Madagascar - Ancient, Living Museum
Madagascar – An Ancient, Living Museum
Madagascar could be described as a floating remnant of the ancient landmass called Gondwana. This incredibly primeval ancestry provides the modern world with a glimpse of how our home may have looked long before humans ever walked the earth. Located off the eastern edge of Mozambique, there is little evidence on Madagascar that actually connects it with Africa. This island was a solid “chunk” of landmass that migrated in isolation of the massive continent of Pangea. Gondwana or Gondwanaland was the southernmost portion once Pangea drifted northward, splitting to form two super continents, the other being Laurasia, North America’s origins. The Floral and faunal inhabitants of Madagascar have long intrigued me and for little wonder. This precious piece of history boasts over 12,000 plant species of which 80% are endemic or only found on this island, making it one of the most diverse floras on earth. Comparatively and by way of scale, Tropical Africa has nearly 35,000 species of plants but the region is 35 times larger. Perhaps the most unusual and “must see” regions of Madagascar is the globally distinctive ecosystem, the “spiny forest, thicket or desert”. One of the most bizarre collections of plants that you may ever see, this refuge is a force to contend with. Prickly bits, scratchy twigs, some plants with leaves other totally void and all arranged in what could well be a diorama produced by Fred Flintstone himself. Keeping in the “prehistoric” theme the iconic Baobab trees are truly a sight to behold. One of the most amazing trees on earth, these bloated, bottle-like specimens, six of the eight species are endemic to Madagascar. Adapted over time to endure dry conditions, their swollen trunks, massive root systems and ability to drop their leaves has allowed them to remain in situ for literally centuries. These trees are utilized by locals present and ancient for healing, as repositories for safe keeping, food caches and numerous other functions. The classic forest of Baobabs is often photographed but none do justice to the majesty of these trees.

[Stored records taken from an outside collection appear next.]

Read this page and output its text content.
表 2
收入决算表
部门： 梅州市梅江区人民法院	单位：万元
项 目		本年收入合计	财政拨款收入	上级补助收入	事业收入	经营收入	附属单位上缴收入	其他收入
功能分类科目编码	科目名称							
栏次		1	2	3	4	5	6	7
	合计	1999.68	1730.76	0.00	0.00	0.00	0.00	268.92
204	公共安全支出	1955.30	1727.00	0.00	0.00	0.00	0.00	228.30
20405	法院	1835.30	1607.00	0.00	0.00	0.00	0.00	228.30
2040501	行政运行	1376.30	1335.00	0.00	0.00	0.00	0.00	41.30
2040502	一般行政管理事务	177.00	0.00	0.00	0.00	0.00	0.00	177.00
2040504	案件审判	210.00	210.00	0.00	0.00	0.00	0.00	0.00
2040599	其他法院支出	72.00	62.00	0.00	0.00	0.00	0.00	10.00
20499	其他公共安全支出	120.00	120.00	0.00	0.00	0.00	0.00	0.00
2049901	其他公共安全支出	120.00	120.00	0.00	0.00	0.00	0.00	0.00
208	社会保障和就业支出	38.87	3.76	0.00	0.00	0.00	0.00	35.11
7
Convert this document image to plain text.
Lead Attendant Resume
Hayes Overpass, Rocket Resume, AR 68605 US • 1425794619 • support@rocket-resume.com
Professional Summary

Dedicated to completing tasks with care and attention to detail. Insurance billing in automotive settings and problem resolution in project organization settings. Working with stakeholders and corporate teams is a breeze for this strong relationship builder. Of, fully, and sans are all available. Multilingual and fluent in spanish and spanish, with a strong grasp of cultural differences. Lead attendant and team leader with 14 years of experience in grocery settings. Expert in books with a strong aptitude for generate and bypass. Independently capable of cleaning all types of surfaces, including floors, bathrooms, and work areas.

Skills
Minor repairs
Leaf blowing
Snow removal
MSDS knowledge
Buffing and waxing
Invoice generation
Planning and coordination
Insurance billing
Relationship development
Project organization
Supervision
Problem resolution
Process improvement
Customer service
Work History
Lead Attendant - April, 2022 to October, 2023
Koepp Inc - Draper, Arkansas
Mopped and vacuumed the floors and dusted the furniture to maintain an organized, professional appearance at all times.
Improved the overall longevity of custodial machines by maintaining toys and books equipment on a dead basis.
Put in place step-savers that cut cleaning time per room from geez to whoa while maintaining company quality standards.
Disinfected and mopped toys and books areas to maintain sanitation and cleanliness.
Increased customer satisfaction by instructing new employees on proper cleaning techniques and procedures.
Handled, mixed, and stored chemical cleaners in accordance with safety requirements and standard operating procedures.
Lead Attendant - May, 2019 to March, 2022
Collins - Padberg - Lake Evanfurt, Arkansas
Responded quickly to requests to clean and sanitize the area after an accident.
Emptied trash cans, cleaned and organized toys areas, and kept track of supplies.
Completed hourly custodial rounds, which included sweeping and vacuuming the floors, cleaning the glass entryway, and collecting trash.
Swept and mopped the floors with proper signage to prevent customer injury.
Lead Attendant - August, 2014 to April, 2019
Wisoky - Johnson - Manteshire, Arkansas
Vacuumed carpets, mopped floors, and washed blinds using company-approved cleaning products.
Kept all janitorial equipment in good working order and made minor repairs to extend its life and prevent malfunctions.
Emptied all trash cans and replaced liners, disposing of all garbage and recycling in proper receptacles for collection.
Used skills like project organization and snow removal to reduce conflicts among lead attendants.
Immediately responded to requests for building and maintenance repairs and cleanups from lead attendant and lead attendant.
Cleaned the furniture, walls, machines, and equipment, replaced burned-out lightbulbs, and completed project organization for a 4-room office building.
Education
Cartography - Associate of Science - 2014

Curiosities abound in Madagascar, not the least are the amazing Lemurs. Primates by classification and “cuddlies” by definition, these animals as incredibly cute. Lemurs and their families can be seen in selected reserves and if you are fortunate enough to take an excursion from the ship, you are pretty much guaranteed sightings. I love the way some Lemus stand up on the hind legs and scramble through the forest then bounce and hop to the next tree. Giant tortoises also can be found on the islands just off the west coast of Madagascar. Booking a tour or excursion to see them is well worth it also. Some of these specimens are a century old. The many amphibians, reptiles and flocks of incredibly unusual birds are common place. Crocodiles, well yes, but not on my list of specimens to see.
Our mode of Travel to Madagascar is aboard the MS Nautica, a sister ship to our beloved Nautica of the Oceania family. The mid-sized vessels in these particular cases, carry only 684 passengers, and have an agility that the behemoth monster ships do not. Nimble and swift these “L’il Girls” can dock at some of the world’s smaller ports without the need of tenders. I personally enjoy a tender ride but for some it may be more of a challenge for some. Travelling through hot, humid, tropical climates such as Madagascar and the other exotic ports of call in the equatorial regions, can take a toll on some folks, particularly those from more temperate environments. What I relish is that I can tramp through a steamy jungle, wade up to my claves in muddy water, endure sauna-like temperatures and return “home” to the ship (looking a lot like everyone else) and relax. The intrepid explorer is now in five star luxury, several showers and tub soakings later nestled into the comfort of the Grand Dining room, awaiting the reliably excellent service. Our itinerary took us from Dubai in the UAE south and east to several ports in India. These exotic ports offer a wealth of textures, tastes, sounds and actually a veritable buffet for all the senses. Sailing onwards Nautica negotiated the Seychelles and magnificent Maldives, Zanzibar and Mombasa before arriving in Madagascar. In short, the voyage of a lifetime.
In the event that Madagascar is not on your bucket list of places to visit, amend the list. Magical, magnificent Madagascar.